Panel convenors: Filippo Menga (University of Bergamo); Maria Rusca (University of Manchester); Nate Millington (University of Manchester)
Date and Place: 28-30 June 2023, Reading, UK and online
Please note: All proposals must be submitted via this link: https://nomadit.co.uk/conference/dsa2023/p/13009#
The popularity of the notion of the Anthropocene – an unstable geological epoch in which humans and their actions are the main driver of environmental change – seems unstoppable. With it, comes the acknowledgment that environmental degradation and global warming foreshadow an approaching catastrophe that will diminish, if not devastate, life for future generations. Unsurprisingly, the concept has raised a heated debate within critical development studies and geography. On the one hand, some have argued that growing recognition that “humans are (literally) writing themselves into Earth history”, makes the separation between nature and society increasingly untenable (Castree, 2015, p. 302). On the other, whist the concept of the Anthropocene epitomises “human-caused planetary violence”, it also risks concealing the differentiated geographical inequalities of “responsibility and sacrifice” (DeBoom, 2021, p. 900; Ernstson & Swyngedouw, 2018) and to treat humanity as an “undifferentiated whole” (Moore, 2017, p. 595). With these debates in mind, in this panel we explore water crisis is framed and spatially unfolds in the Anthropocene. The idea of the global water crisis fits well into this narrative. Water is both a global resource, which freely circulates in the atmosphere, and a local one, whose scarcity is felt most by local communities and users. Until recently, the ‘global’ water crisis was spatially unfolding in a generic and distant ‘developing world’. But in the Anthropocene, the water crisis occurs in places that had been so far shielded from it, as evidenced by recent events in Europe and the United States. This is due to the combined workings of climate change and decades of underinvestment in hydraulic infrastructure, alongside broader patterns of austerity, infrastructural inequality, and uneven development.

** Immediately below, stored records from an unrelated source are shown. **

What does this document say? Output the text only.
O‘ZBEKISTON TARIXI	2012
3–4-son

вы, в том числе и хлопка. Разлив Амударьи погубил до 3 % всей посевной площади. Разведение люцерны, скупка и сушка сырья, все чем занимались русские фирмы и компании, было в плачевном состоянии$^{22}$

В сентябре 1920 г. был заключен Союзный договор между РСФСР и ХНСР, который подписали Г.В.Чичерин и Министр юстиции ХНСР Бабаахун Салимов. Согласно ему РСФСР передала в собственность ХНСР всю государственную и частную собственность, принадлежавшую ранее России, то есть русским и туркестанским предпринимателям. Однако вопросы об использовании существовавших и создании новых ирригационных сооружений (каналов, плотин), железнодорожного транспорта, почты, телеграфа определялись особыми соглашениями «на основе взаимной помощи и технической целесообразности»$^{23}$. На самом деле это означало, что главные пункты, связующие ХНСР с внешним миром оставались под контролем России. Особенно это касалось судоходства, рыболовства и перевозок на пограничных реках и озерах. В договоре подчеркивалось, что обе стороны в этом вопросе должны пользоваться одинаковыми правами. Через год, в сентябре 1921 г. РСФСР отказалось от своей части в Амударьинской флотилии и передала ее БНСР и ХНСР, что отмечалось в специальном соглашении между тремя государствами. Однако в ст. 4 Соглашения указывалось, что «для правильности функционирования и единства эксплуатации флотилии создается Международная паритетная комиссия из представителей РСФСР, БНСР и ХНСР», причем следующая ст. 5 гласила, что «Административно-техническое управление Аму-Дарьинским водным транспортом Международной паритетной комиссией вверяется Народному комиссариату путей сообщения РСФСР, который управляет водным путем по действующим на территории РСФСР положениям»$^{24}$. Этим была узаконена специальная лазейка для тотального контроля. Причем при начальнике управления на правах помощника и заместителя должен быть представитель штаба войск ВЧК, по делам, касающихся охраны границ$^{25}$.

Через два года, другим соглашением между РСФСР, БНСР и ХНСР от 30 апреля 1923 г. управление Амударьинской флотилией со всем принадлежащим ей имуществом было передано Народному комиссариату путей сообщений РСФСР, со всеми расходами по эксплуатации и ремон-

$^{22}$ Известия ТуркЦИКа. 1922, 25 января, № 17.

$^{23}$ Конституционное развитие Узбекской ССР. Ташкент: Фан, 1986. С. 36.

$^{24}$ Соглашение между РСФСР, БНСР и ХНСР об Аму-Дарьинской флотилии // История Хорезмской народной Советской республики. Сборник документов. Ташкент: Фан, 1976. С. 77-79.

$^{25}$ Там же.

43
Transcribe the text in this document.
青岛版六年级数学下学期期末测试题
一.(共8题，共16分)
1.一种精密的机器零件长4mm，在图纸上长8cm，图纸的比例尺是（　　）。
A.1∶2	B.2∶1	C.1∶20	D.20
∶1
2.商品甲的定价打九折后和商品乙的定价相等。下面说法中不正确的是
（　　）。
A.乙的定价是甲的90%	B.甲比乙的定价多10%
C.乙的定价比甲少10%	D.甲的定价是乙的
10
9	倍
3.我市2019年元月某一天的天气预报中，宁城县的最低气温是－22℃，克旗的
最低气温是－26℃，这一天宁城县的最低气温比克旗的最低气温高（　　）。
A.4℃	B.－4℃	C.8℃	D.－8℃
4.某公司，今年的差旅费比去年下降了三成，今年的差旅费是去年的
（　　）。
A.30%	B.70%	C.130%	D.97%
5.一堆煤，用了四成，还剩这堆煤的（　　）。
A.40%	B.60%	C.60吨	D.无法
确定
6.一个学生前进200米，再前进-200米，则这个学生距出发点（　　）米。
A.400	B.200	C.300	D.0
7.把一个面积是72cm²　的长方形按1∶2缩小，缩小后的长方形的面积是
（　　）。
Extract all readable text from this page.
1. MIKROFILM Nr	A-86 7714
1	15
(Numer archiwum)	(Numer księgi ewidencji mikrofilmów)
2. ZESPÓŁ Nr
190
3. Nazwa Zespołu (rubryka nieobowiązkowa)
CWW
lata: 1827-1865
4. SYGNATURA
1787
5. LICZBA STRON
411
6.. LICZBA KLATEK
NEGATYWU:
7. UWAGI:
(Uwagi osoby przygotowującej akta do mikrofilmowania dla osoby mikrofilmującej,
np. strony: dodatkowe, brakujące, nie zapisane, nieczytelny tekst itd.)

In this panel we seek contributions that speak to how the water crisis unfolds in the Anthropocene. Submissions are invited on questions that include but are not limited to:
- How can we problematise the idea of the Anthropocene through a critical understanding of the global water crisis?
- What forms of environmental Orientalism mark the political discourse around the water crisis?
- How do discourses of the global water crisis intersect with localized infrastructural inequality and vulnerability?
- What are the discursive politics of global water crisis?
- Can comparative analysis offer insight into contemporary water crisis?
- How should we understand the relationship between water crisis and climate crisis?
References
Castree, N. (2015). Changing the Anthropo (s) cene: Geographers, global environmental change and the politics of knowledge. Dialogues in Human Geography, 5(3), 301-316.
DeBoom, M. J. (2020). Climate necropolitics: Ecological civilization and the distributive geographies of extractive violence in the Anthropocene. Annals of the American Association of Geographers, 111(3), 900-912.
Ernstson, H., & Swyngedouw, E. (Eds.). (2018). Urban political ecology in the anthropo-obscene: Interruptions and possibilities. Routledge.
Moore, J. W. (2017). The Capitalocene, Part I: on the nature and origins of our ecological crisis. The Journal of peasant studies, 44(3), 594-630.